Steven Jones wrote:
Actually having properly looked at node_access, indeed you can't do what you want without changes to core.
That is, in fact, what I am proposing. A hook in user_access or even $user->roles which would allow a module to add roles, thus permissions, to a user in a particular environment -- in my case, within an OG group context.
'create' operations are somewhat special and the only thing that gets to decide if a 'normal' user can create a node is the hook_access defined in the node's module (that is the module that allows the creation of that sort of node.)
In the case I described, that would be node_access. With my modification, node_access is working properly as well. The problem is that somewhere in this process: node/add/<node type>?gids[]=<group nid>, something fails. The only clue I have is that my debug of user_access reveals that the arg(0) context is lost.
Taxonomy Access controls creates by using db_rewrite_sql, but in my mind that is ugly.
Fortunately, the taxonomy access I need is granted by role. So, if user_access / node_access are returning the correct roles, taxonomy works correctly automatically. That has been my experience so far.
If any developers are still following this thread, would adding a invocation of nodeapi or something similar to node_access be permissable, as in this case at least, it would be very useful.

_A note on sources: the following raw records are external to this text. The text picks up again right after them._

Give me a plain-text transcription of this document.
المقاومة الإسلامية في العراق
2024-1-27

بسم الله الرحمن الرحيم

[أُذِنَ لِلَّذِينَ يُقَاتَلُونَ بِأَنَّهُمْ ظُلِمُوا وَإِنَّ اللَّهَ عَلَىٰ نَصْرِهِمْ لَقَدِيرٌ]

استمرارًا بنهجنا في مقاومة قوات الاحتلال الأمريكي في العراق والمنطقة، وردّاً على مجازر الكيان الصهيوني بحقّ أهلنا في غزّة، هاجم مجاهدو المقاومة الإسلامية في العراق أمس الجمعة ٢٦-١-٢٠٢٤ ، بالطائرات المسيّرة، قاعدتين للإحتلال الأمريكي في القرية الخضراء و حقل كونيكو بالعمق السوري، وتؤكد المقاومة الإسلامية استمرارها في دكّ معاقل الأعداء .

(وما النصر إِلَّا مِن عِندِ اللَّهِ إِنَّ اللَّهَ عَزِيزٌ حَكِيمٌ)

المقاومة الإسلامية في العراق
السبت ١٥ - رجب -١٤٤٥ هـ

FYI, on a totally separate project, I utilized the Extensible Node Access/Authorisation Capability patch: http://drupal.org/node/122173 which does exactly what you ask above: invokes nodeapi for access. It works beautifully for everything EXCEPT lisitng, which requires node_db_rewrite_sql(). And, it does not deal with user_access permissions. So, even if I got it to return the correct permissions for a node create, I still have to deal with user_access and $user->roles calls elsewhere. The OG module itself does 18 calls to user_access. What I'm saying is that if there were a way to have user_access invoke some sort of _access hook so that other modules could add permissions (or roles) to the ones it already creates, this would solve my problem. EXCEPT that I still can't figure out why the create isn't working by default now.